201201603/1/R2.
Datum uitspraak: 11 juli 2012
AFDELING
BESTUURSRECHTSPRAAK
Uitspraak in het geding tussen:
1. [appellant sub 1], wonend te Nieuwegein,
2. [appellant sub 2], wonend te Nieuwegein,
3. [appellant sub 3], wonend te Nieuwegein,
de raad van de gemeente Nieuwegein,
verweerder.
Bij besluit van 21 december 2011 heeft de raad het bestemmingsplan "Lekboulevard-Hoog Zandveld centrum" vastgesteld.
Tegen dit besluit hebben [appellant sub 1] bij brief, bij de Raad van State ingekomen op 13 februari 2012, [appellant sub 2] bij brief, bij de Raad van State ingekomen op 15 februari 2012, en [appellant sub 3] bij brief, bij de Raad van State ingekomen op 15 februari 2012, beroep ingesteld.
De raad heeft een verweerschrift ingediend.
De zaak is door een meervoudige kamer van de Afdeling verwezen naar een enkelvoudige.
De Afdeling heeft de zaak ter zitting behandeld op 7 juni 2012, waar [appellant sub 2], [appellant sub 1], vertegenwoordigd door [appellant sub 2], [appellant sub 3] en de raad, vertegenwoordigd door mr. I.C. de Zeeuw-'t Lam, werkzaam bij de gemeente, zijn verschenen.
2.1. Het plan is deels conserverend van aard. Daarnaast wordt met het plan onder meer beoogd de bouw van een rij patiowoningen, een appartementencomplex en een school mogelijk te maken.

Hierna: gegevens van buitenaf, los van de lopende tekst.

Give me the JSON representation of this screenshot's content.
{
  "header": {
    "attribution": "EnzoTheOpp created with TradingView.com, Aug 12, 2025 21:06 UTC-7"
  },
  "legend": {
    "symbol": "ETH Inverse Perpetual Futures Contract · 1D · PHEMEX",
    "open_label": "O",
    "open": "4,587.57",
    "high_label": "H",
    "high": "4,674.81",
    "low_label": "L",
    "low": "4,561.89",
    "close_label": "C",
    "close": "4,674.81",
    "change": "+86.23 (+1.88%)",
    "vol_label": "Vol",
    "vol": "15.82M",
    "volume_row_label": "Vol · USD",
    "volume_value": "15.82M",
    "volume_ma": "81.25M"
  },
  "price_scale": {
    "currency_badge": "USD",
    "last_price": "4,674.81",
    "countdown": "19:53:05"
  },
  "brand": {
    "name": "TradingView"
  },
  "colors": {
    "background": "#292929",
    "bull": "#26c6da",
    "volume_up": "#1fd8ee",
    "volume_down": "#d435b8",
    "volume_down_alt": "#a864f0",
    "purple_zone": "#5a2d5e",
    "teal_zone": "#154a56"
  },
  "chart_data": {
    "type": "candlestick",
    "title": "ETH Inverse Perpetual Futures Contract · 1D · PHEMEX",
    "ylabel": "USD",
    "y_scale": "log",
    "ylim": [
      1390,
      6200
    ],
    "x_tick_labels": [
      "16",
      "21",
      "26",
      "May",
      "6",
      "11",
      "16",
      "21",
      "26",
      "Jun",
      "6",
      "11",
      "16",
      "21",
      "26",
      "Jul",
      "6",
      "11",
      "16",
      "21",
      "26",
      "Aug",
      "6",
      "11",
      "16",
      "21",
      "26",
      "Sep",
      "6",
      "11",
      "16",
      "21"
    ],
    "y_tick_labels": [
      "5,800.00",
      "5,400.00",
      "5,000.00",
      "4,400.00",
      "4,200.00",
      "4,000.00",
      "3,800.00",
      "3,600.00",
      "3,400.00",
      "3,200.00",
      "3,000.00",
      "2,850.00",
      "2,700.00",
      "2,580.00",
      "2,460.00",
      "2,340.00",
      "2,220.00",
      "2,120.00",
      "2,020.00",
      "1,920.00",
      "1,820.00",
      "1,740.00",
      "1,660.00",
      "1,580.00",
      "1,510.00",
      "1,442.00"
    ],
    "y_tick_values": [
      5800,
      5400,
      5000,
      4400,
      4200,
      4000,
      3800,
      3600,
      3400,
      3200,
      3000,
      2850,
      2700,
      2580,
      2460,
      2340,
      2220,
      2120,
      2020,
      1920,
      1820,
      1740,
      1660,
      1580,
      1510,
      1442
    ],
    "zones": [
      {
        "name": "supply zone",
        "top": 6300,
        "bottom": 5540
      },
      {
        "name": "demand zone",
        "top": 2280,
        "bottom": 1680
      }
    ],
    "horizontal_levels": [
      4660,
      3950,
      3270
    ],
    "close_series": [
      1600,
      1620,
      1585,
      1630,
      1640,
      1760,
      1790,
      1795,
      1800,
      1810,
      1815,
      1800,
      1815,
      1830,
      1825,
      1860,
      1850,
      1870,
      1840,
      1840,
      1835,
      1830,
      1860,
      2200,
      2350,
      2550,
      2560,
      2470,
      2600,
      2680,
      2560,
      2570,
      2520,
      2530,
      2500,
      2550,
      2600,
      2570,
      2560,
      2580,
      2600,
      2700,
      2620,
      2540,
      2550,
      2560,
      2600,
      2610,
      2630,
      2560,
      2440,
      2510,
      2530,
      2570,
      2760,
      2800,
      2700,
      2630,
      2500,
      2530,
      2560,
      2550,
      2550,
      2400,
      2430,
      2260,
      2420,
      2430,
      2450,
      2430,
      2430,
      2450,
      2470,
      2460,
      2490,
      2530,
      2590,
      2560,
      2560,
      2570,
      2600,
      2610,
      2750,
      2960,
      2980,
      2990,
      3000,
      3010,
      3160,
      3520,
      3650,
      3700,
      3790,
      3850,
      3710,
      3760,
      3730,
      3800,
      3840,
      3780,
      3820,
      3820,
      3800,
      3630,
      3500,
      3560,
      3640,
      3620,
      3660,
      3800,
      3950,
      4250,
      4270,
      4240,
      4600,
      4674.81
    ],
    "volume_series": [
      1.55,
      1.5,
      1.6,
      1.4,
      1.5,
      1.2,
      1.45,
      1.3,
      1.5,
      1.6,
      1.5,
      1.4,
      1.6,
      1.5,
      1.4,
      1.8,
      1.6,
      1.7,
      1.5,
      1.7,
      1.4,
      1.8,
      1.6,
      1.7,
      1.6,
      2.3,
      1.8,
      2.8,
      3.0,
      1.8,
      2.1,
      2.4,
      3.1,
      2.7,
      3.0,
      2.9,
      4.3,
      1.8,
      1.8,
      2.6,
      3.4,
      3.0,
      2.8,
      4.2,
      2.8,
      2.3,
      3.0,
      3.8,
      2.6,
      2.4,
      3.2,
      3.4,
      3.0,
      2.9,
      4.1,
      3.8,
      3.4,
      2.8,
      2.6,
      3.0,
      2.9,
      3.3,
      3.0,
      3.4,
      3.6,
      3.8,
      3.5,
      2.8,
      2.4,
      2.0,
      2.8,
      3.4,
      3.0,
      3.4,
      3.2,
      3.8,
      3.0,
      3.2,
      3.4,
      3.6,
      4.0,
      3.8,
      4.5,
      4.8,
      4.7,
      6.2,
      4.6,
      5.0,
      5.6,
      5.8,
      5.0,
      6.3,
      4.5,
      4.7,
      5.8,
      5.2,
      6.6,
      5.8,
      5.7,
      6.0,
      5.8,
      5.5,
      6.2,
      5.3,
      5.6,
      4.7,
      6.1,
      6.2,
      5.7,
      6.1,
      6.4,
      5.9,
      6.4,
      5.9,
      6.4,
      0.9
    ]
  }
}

2.2. [appellant sub 1], [appellant sub 2] en [appellant sub 3] kunnen zich niet verenigen met de in het plan voorziene patiowoningen. [appellant sub 2] en [appellant sub 3] kunnen zich evenmin verenigen met het in het plan voorziene appartementencomplex. Voorts kunnen [appellant sub 1] en [appellant sub 3] zich niet verenigen met de in het plan voorziene school.
2.3. [appellant sub 2] en [appellant sub 3] betogen dat de raad ten onrechte niet met de bewoners heeft overlegd over de inrichting van het plangebied. Voorts stellen zij dat de raad ten onrechte geen onafhankelijke commissie heeft ingeschakeld voor het beoordelen van de zienswijzen van omwonenden. Ook voeren [appellant sub 2] en [appellant sub 3] aan dat de raad er ten onrechte pas in een laat stadium van de besluitvorming op heeft gewezen dat de Crisis- en herstelwet (hierna: de Chw) op het plan van toepassing is.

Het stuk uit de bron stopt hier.